Filing for Chapter 11 reorganization can help APB identify potential investors and can protect it from creditors, according to company spokesman Joe Krakoviak.
"This (move) will help us," Krakoviak said. "If you go into bankruptcy, you have a process set up to identify potential investors and maximize the return to creditors and investors. This eliminates the uncertainty of investing in a company with substantial debt against it."
The New York-based company said it will continue to search for new investors; it is talking with most major media companies.
Last month, APB, which operates crime news site APBnews.com, ran out of money and laid off its entire staff of 140 employees. To date, the company said it has incurred about $7 million in debt.
Several Internet content companies, including Salon.com and Oprah Winfrey-backed Oxygen Media, have recently laid off workers and taken other cost-cutting measures to remain in business. While dozens of publishing start-ups have launched free Web sites in hopes of drawing large audiences and big advertising dollars, many have found it hard to stand out in the crowded field.
In March, APB closed $3.6 million in the first step of its third round of financing, but a drastic decline in market valuation for dot-com businesses halted the process.
Since the layoffs, APB has rehired close to two dozen employees in the editorial, finance and computer departments. The company continues to develop new content daily; it still plans to expand its business and break even in the next two years.
"We are still projecting to reach a break-even point in the first quarter of 2002--but at a much slower investment rate," Krakoviak said.
When founded in 1998, APBnews had more than 55 veteran newspaper and TV journalists, including two Pulitzer Prize winners, as well as 130 freelancers.

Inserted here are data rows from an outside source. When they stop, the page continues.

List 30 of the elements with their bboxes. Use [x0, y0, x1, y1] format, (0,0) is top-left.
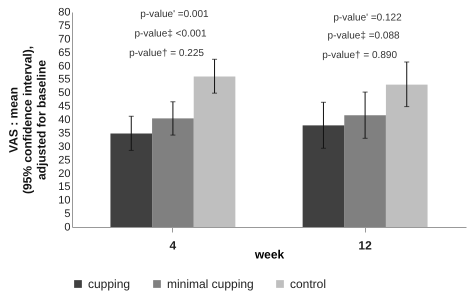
y-tick-label: 5: [64, 208, 70, 220]
y-tick-label: 50: [58, 87, 70, 100]
y-tick-label: 15: [58, 181, 70, 194]
y-tick-label: 40: [58, 114, 70, 126]
y-tick-label: 10: [58, 194, 70, 207]
annotation: p-value' =0.001: [140, 9, 210, 20]
annotation: p-value† = 0.890: [322, 50, 398, 61]
y-tick-label: 70: [58, 33, 70, 46]
legend-label: cupping: [88, 277, 130, 291]
y-tick-label: 35: [58, 127, 70, 140]
annotation: p-value' =0.122: [333, 12, 402, 24]
y-tick-label: 75: [58, 20, 70, 32]
annotation: p-value† = 0.225: [129, 48, 204, 59]
y-axis-title: VAS : mean (95% confidence interval), adjusted for baseline: [6, 46, 48, 194]
legend-label: control: [290, 277, 326, 291]
y-tick-label: 55: [58, 74, 70, 86]
y-tick-label: 30: [58, 140, 70, 153]
y-tick-label: 60: [58, 60, 70, 72]
x-tick-label: 12: [358, 238, 372, 252]
y-tick-label: 25: [58, 154, 70, 166]
y-tick-label: 65: [58, 46, 70, 59]
y-tick-label: 80: [58, 6, 70, 18]
y-tick-label: 0: [64, 222, 70, 234]
annotation: p-value‡ =0.088: [328, 30, 400, 42]
annotation: p-value‡ <0.001: [134, 28, 207, 40]
legend-label: minimal cupping: [167, 277, 254, 291]
y-tick-label: 45: [58, 100, 70, 113]
y-tick-label: 20: [58, 168, 70, 180]
x-tick-label: 4: [170, 238, 177, 252]
x-axis-title: week: [254, 248, 284, 262]
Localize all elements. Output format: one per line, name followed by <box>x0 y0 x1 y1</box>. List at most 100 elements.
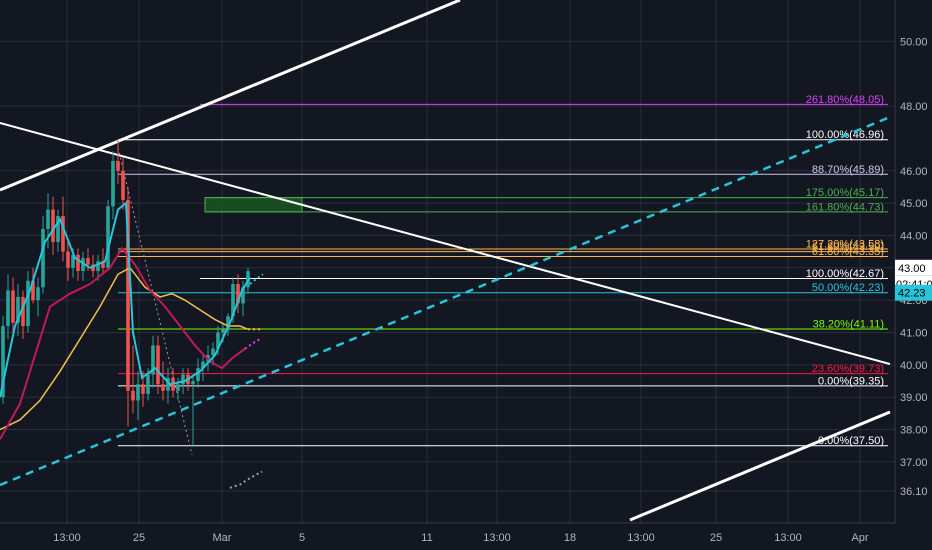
y-tick-label: 38.00 <box>900 425 928 437</box>
x-tick-label: Apr <box>851 532 868 544</box>
fib-label: 127.20%(43.58) <box>806 239 884 251</box>
y-tick-label: 40.00 <box>900 360 928 372</box>
fibonacci-levels: 361.80%(51.37)261.80%(48.05)100.00%(46.9… <box>118 94 888 447</box>
candle-body <box>46 209 50 229</box>
x-tick-label: Mar <box>213 532 232 544</box>
candle-body <box>201 361 205 369</box>
candle-body <box>176 384 180 391</box>
ma-yellow <box>0 266 249 431</box>
candle-body <box>106 206 110 268</box>
candle-body <box>121 170 125 200</box>
ma-magenta <box>0 246 246 440</box>
candle-body <box>131 390 135 401</box>
candle-body <box>166 377 170 391</box>
candle-body <box>191 381 195 385</box>
fib-label: 161.80%(44.73) <box>806 201 884 213</box>
y-tick-label: 36.10 <box>900 486 928 498</box>
fib-label: 61.80%(43.50) <box>812 241 884 253</box>
candle-body <box>81 258 85 272</box>
x-tick-label: 13:00 <box>53 532 81 544</box>
fib-label: 100.00%(42.67) <box>806 268 884 280</box>
cyan-price-badge <box>895 284 932 301</box>
candle-body <box>86 258 90 265</box>
candle-body <box>41 228 45 288</box>
time-axis-bg <box>0 523 932 550</box>
candle-body <box>101 261 105 268</box>
candle-body <box>181 374 185 385</box>
candle-body <box>231 283 235 317</box>
x-tick-label: 25 <box>710 532 722 544</box>
fib-label: 0.00%(39.35) <box>818 375 884 387</box>
candle-body <box>221 329 225 333</box>
candle-body <box>56 216 60 242</box>
candle-body <box>236 283 240 304</box>
candle-body <box>196 368 200 382</box>
y-tick-label: 46.00 <box>900 166 928 178</box>
green-zone <box>204 197 303 213</box>
gray-projection <box>229 470 263 489</box>
trendlines <box>0 0 891 522</box>
fib-label: 88.70%(45.89) <box>812 164 884 176</box>
y-tick-label: 41.00 <box>900 328 928 340</box>
candle-body <box>91 264 95 272</box>
candle-body <box>96 261 100 272</box>
candle-body <box>151 345 155 375</box>
candle-body <box>156 345 160 385</box>
x-tick-label: 18 <box>564 532 576 544</box>
dashed-support-line <box>0 115 891 487</box>
x-tick-label: 13:00 <box>627 532 655 544</box>
candle-body <box>146 374 150 394</box>
candle-body <box>126 199 130 391</box>
candle-body <box>16 296 20 323</box>
candle-body <box>111 161 115 207</box>
candle-body <box>116 161 120 171</box>
candle-body <box>36 287 40 301</box>
fib-label: 261.80%(48.05) <box>806 94 884 106</box>
candle-body <box>66 251 70 268</box>
candle-body <box>6 290 10 327</box>
x-tick-label: 13:00 <box>483 532 511 544</box>
fib-label: 175.00%(45.17) <box>806 187 884 199</box>
fib-label: 23.60%(39.73) <box>812 363 884 375</box>
x-tick-label: 13:00 <box>774 532 802 544</box>
candle-body <box>31 280 35 301</box>
y-tick-label: 37.00 <box>900 457 928 469</box>
candle-body <box>211 348 215 356</box>
x-tick-label: 11 <box>421 532 432 544</box>
candle-body <box>61 216 65 252</box>
candle-body <box>51 209 55 242</box>
candle-body <box>21 296 25 327</box>
zones <box>204 197 303 213</box>
fib-label: 50.00%(42.23) <box>812 282 884 294</box>
y-tick-label: 45.00 <box>900 198 928 210</box>
grid <box>0 0 895 523</box>
lower-channel-line <box>629 410 891 522</box>
upper-channel-line <box>0 0 461 192</box>
descending-trendline <box>0 122 891 365</box>
fib-label: 38.20%(41.11) <box>813 318 884 330</box>
candle-body <box>76 254 80 272</box>
last-price-text: 43.00 <box>898 263 926 275</box>
y-tick-label: 48.00 <box>900 101 928 113</box>
candle-body <box>1 326 5 398</box>
candle-body <box>136 384 140 401</box>
candle-body <box>216 332 220 349</box>
candle-body <box>241 287 245 304</box>
candle-body <box>26 280 30 327</box>
y-tick-label: 39.00 <box>900 392 928 404</box>
y-tick-label: 50.00 <box>900 36 928 48</box>
fib-label: 61.80%(43.35) <box>812 246 884 258</box>
candle-body <box>71 254 75 268</box>
fib-label: 0.00%(37.50) <box>818 435 884 447</box>
y-tick-label: 44.00 <box>900 230 928 242</box>
x-tick-label: 5 <box>299 532 305 544</box>
candle-body <box>141 384 145 394</box>
moving-averages <box>0 201 264 489</box>
ma-cyan <box>0 201 251 398</box>
last-price-badge <box>895 259 932 276</box>
candle-body <box>226 316 230 330</box>
candle-body <box>11 290 15 323</box>
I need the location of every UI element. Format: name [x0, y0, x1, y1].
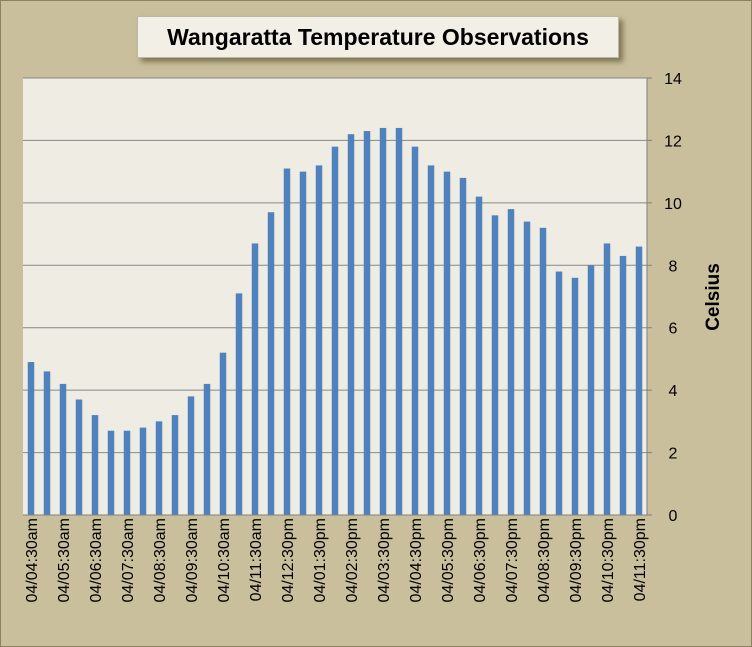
- y-tick-label: 10: [664, 196, 682, 213]
- bar: [43, 371, 51, 515]
- x-tick-label: 04/01:30pm: [312, 518, 329, 603]
- bar: [331, 146, 339, 516]
- y-tick-label: 8: [669, 258, 678, 275]
- bar: [267, 212, 275, 515]
- bars: [27, 127, 643, 516]
- x-tick-label: 04/10:30pm: [600, 518, 617, 603]
- y-tick-label: 14: [664, 71, 682, 88]
- bar: [299, 171, 307, 515]
- bar: [187, 396, 195, 515]
- y-tick-label: 12: [664, 133, 682, 150]
- x-tick-label: 04/10:30am: [216, 518, 233, 603]
- x-tick-label: 04/07:30am: [120, 518, 137, 603]
- bar: [203, 383, 211, 515]
- bar: [91, 415, 99, 515]
- bar: [491, 215, 499, 515]
- x-tick-label: 04/08:30am: [152, 518, 169, 603]
- x-tick-label: 04/04:30pm: [408, 518, 425, 603]
- bar: [523, 221, 531, 515]
- bar: [347, 134, 355, 515]
- y-axis-label: Celsius: [703, 263, 724, 331]
- y-tick-label: 4: [669, 383, 678, 400]
- x-tick-label: 04/11:30pm: [632, 518, 649, 601]
- x-tick-label: 04/06:30pm: [472, 518, 489, 603]
- bar: [235, 293, 243, 515]
- bar: [459, 177, 467, 515]
- chart-title-box: Wangaratta Temperature Observations: [137, 16, 619, 58]
- x-tick-label: 04/07:30pm: [504, 518, 521, 603]
- x-tick-labels: 04/04:30am 04/05:30am 04/06:30am 04/07:30am…: [24, 518, 649, 603]
- x-tick-label: 04/06:30am: [88, 518, 105, 603]
- x-tick-label: 04/09:30pm: [568, 518, 585, 603]
- x-tick-label: 04/08:30pm: [536, 518, 553, 603]
- bar: [555, 271, 563, 515]
- bar: [443, 171, 451, 515]
- bar: [427, 165, 435, 515]
- bar: [507, 209, 515, 515]
- x-tick-label: 04/04:30am: [24, 518, 41, 603]
- bar: [539, 227, 547, 515]
- bar: [27, 362, 35, 515]
- bar: [283, 168, 291, 515]
- bar: [571, 277, 579, 515]
- y-tick-labels: 0 2 4 6 8 10 12 14: [647, 71, 682, 525]
- bar: [587, 265, 595, 515]
- bar: [619, 255, 627, 516]
- bar: [411, 146, 419, 516]
- x-tick-label: 04/05:30am: [56, 518, 73, 603]
- chart-title: Wangaratta Temperature Observations: [167, 23, 589, 50]
- x-tick-label: 04/11:30am: [248, 518, 265, 601]
- bar: [475, 196, 483, 516]
- bar: [395, 127, 403, 515]
- bar: [171, 415, 179, 515]
- bar: [363, 131, 371, 515]
- bar: [219, 352, 227, 515]
- bar: [123, 430, 131, 515]
- bar: [315, 165, 323, 515]
- x-tick-label: 04/05:30pm: [440, 518, 457, 603]
- x-tick-label: 04/03:30pm: [376, 518, 393, 603]
- bar: [59, 383, 67, 515]
- bar: [635, 246, 643, 515]
- axes: [23, 78, 648, 516]
- bar: [139, 427, 147, 515]
- y-tick-label: 2: [669, 446, 678, 463]
- y-tick-label: 6: [669, 321, 678, 338]
- bar: [75, 399, 83, 515]
- x-tick-label: 04/02:30pm: [344, 518, 361, 603]
- bar: [251, 243, 259, 515]
- bar: [155, 421, 163, 515]
- bar: [107, 430, 115, 515]
- y-tick-label: 0: [669, 508, 678, 525]
- x-tick-label: 04/09:30am: [184, 518, 201, 603]
- bar: [379, 127, 387, 515]
- x-tick-label: 04/12:30pm: [280, 518, 297, 603]
- bar: [603, 243, 611, 515]
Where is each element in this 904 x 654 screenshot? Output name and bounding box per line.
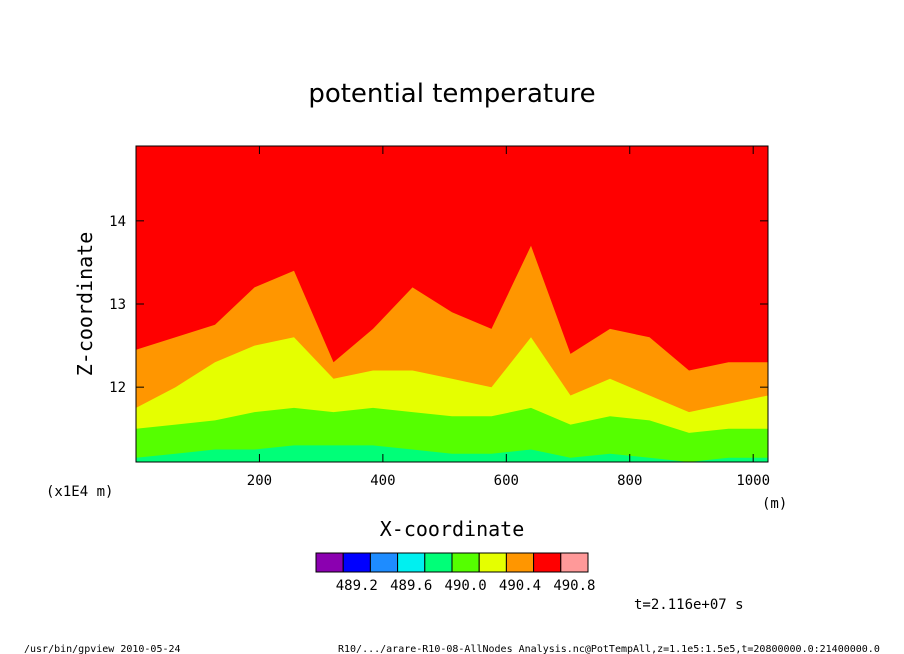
x-tick-label: 800 xyxy=(617,473,642,489)
colorbar-swatch xyxy=(342,552,371,573)
chart-title: potential temperature xyxy=(308,79,595,109)
colorbar-label: 489.6 xyxy=(390,578,432,594)
colorbar-swatch xyxy=(397,552,426,573)
colorbar-labels: 489.2 489.6 490.0 490.4 490.8 xyxy=(336,578,596,594)
colorbar-swatch xyxy=(451,552,480,573)
x-axis-label: X-coordinate xyxy=(380,517,525,541)
temperature-field xyxy=(136,146,768,462)
y-axis-label: Z-coordinate xyxy=(73,232,97,377)
colorbar-swatch xyxy=(478,552,507,573)
x-unit-label: (m) xyxy=(762,496,787,512)
x-tick-label: 600 xyxy=(494,473,519,489)
x-axis-ticks: 200 400 600 800 1000 xyxy=(247,146,770,489)
footer-right: R10/.../arare-R10-08-AllNodes_Analysis.n… xyxy=(338,644,880,654)
colorbar-label: 490.4 xyxy=(499,578,541,594)
y-tick-label: 12 xyxy=(109,380,126,396)
field-layer-489-8 xyxy=(136,445,768,462)
colorbar-swatch xyxy=(315,552,344,573)
y-axis-ticks: 12 13 14 xyxy=(109,214,768,396)
colorbar-swatch xyxy=(369,552,399,573)
y-tick-label: 14 xyxy=(109,214,126,230)
colorbar-label: 490.8 xyxy=(553,578,595,594)
colorbar xyxy=(315,552,589,573)
colorbar-swatch xyxy=(560,552,589,573)
colorbar-label: 490.0 xyxy=(445,578,487,594)
time-label: t=2.116e+07 s xyxy=(634,597,744,613)
x-tick-label: 1000 xyxy=(736,473,770,489)
colorbar-swatch xyxy=(505,552,535,573)
y-unit-label: (x1E4 m) xyxy=(46,484,113,500)
colorbar-swatch xyxy=(424,552,453,573)
colorbar-label: 489.2 xyxy=(336,578,378,594)
colorbar-swatch xyxy=(533,552,562,573)
x-tick-label: 200 xyxy=(247,473,272,489)
footer-left: /usr/bin/gpview 2010-05-24 xyxy=(24,644,181,654)
y-tick-label: 13 xyxy=(109,297,126,313)
x-tick-label: 400 xyxy=(370,473,395,489)
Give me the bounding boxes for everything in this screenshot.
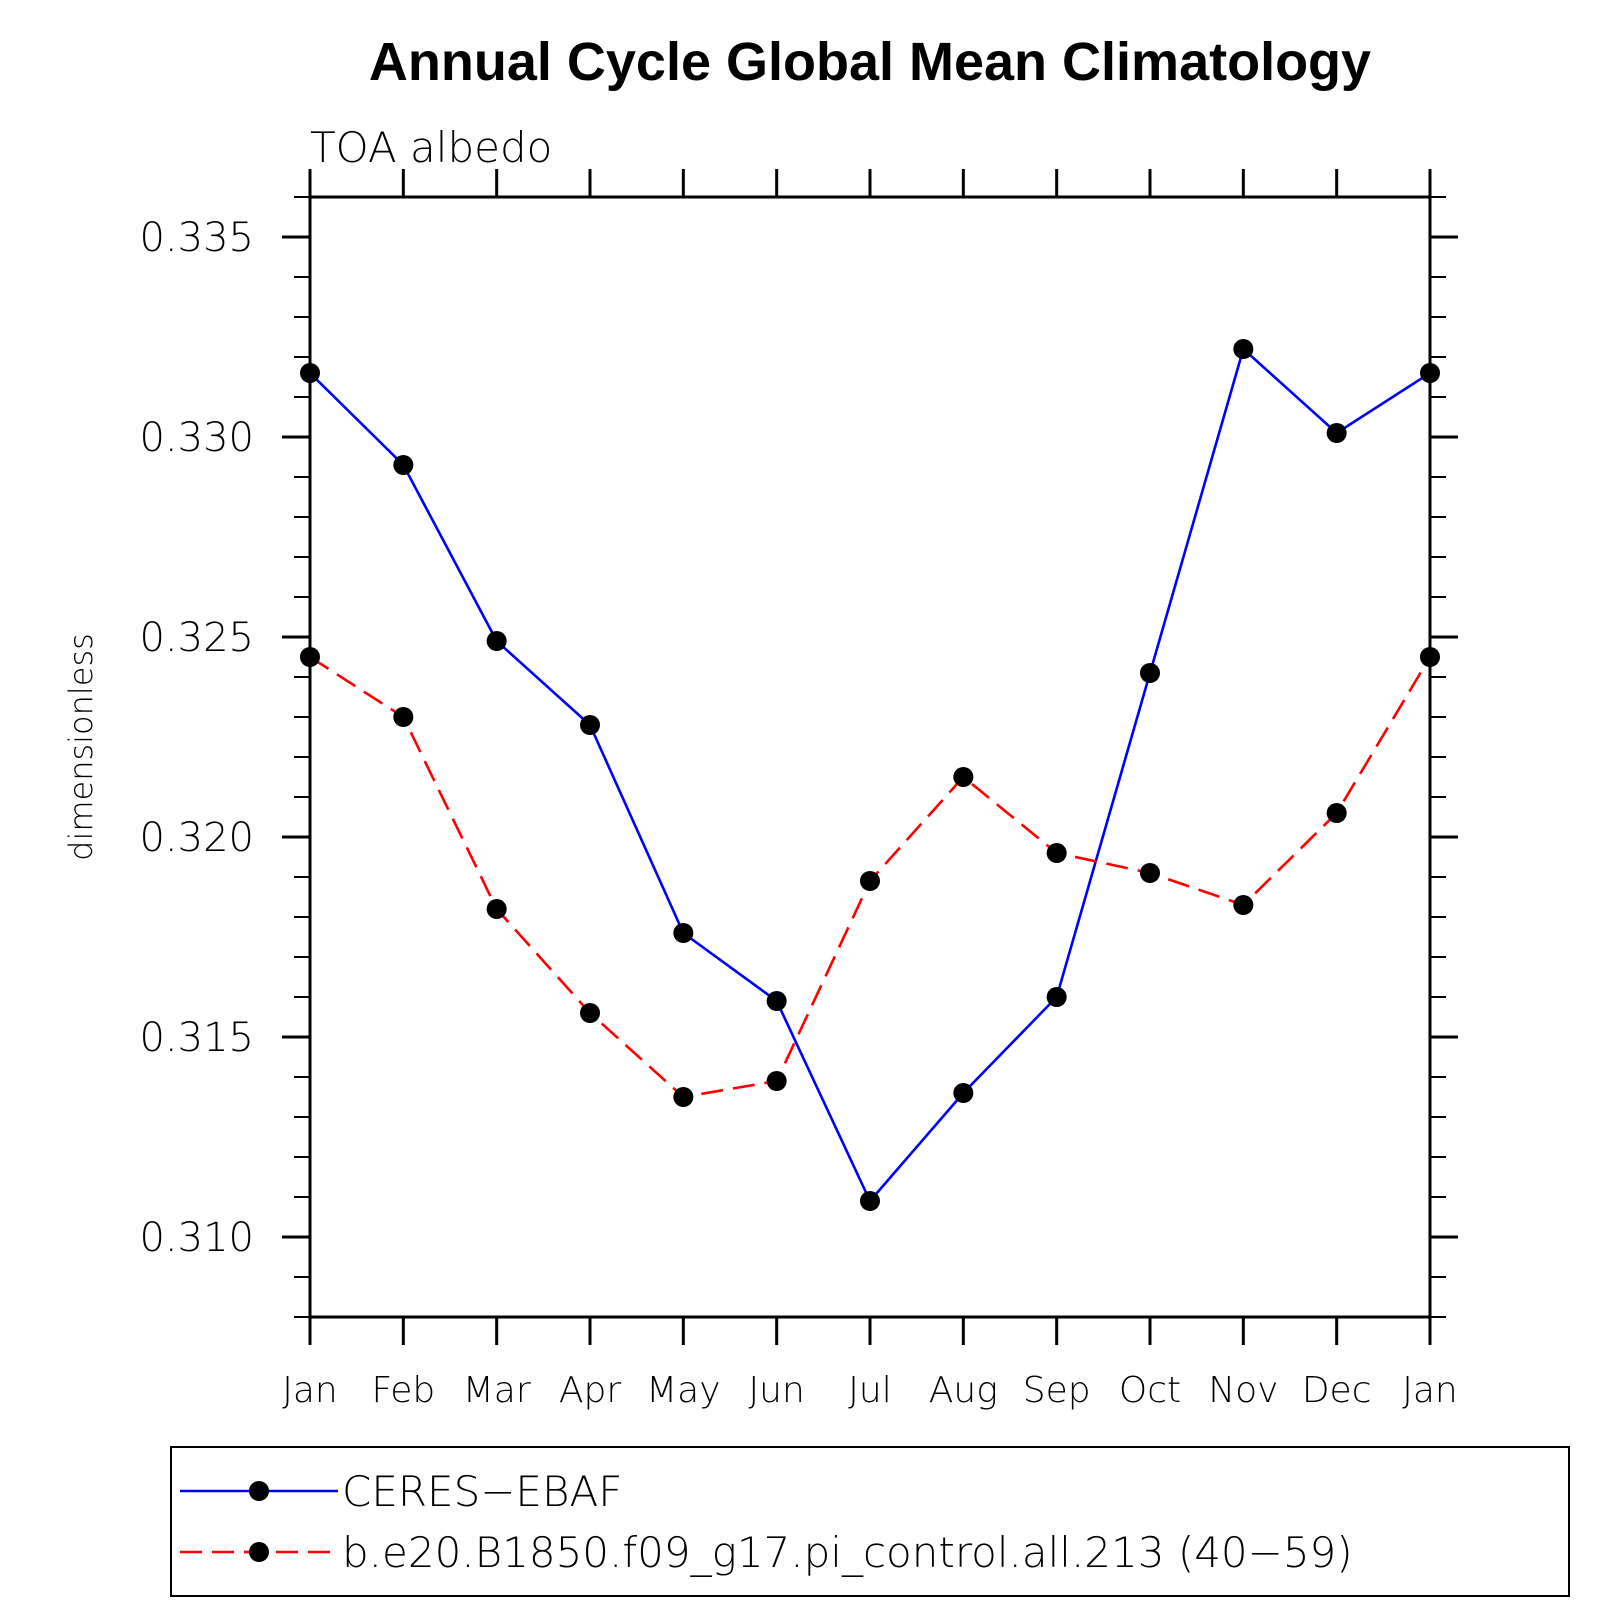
- x-tick-label: Mar: [463, 1370, 531, 1411]
- series-0-point: [1046, 987, 1067, 1007]
- series-0-point: [1420, 363, 1440, 383]
- legend-label-1: b.e20.B1850.f09_g17.pi_control.all.213 (…: [342, 1528, 1353, 1577]
- x-tick-label: May: [646, 1370, 720, 1411]
- series-0-point: [953, 1083, 974, 1103]
- x-tick-label: Dec: [1302, 1370, 1372, 1411]
- series-1-point: [1420, 647, 1440, 667]
- y-axis-label: dimensionless: [62, 633, 100, 861]
- legend-marker-0: [249, 1481, 269, 1501]
- x-tick-label: Apr: [559, 1370, 621, 1411]
- x-tick-label: Jul: [848, 1370, 891, 1411]
- series-1-point: [580, 1003, 600, 1023]
- y-tick-label: 0.330: [139, 415, 254, 461]
- legend: CERES−EBAF b.e20.B1850.f09_g17.pi_control…: [180, 1467, 1353, 1577]
- legend-label-0: CERES−EBAF: [342, 1467, 622, 1516]
- x-tick-labels: Jan Feb Mar Apr May Jun Jul Aug Sep Oct Nov Dec Jan: [282, 1370, 1458, 1411]
- series-layer: [300, 339, 1440, 1211]
- series-0-point: [1233, 339, 1254, 359]
- x-tick-label: Jun: [749, 1370, 805, 1411]
- series-1-point: [953, 767, 974, 787]
- chart-subtitle: TOA albedo: [310, 123, 552, 172]
- series-0-point: [486, 631, 507, 651]
- x-tick-label: Aug: [929, 1370, 998, 1411]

APBnews has fought for freedom of the Net press, recently winning a lawsuit that gave it the right to publish online the financial disclosure records of all federal judges.
"(Filing for bankruptcy) isn't the road we'd like to be on, but it's the best road to be on right now," Krakoviak said. "If we did not think there was a good chance of bringing new investment, we would not have filed Chapter 11. This provides the reorganization of the company's finances and return to financial health."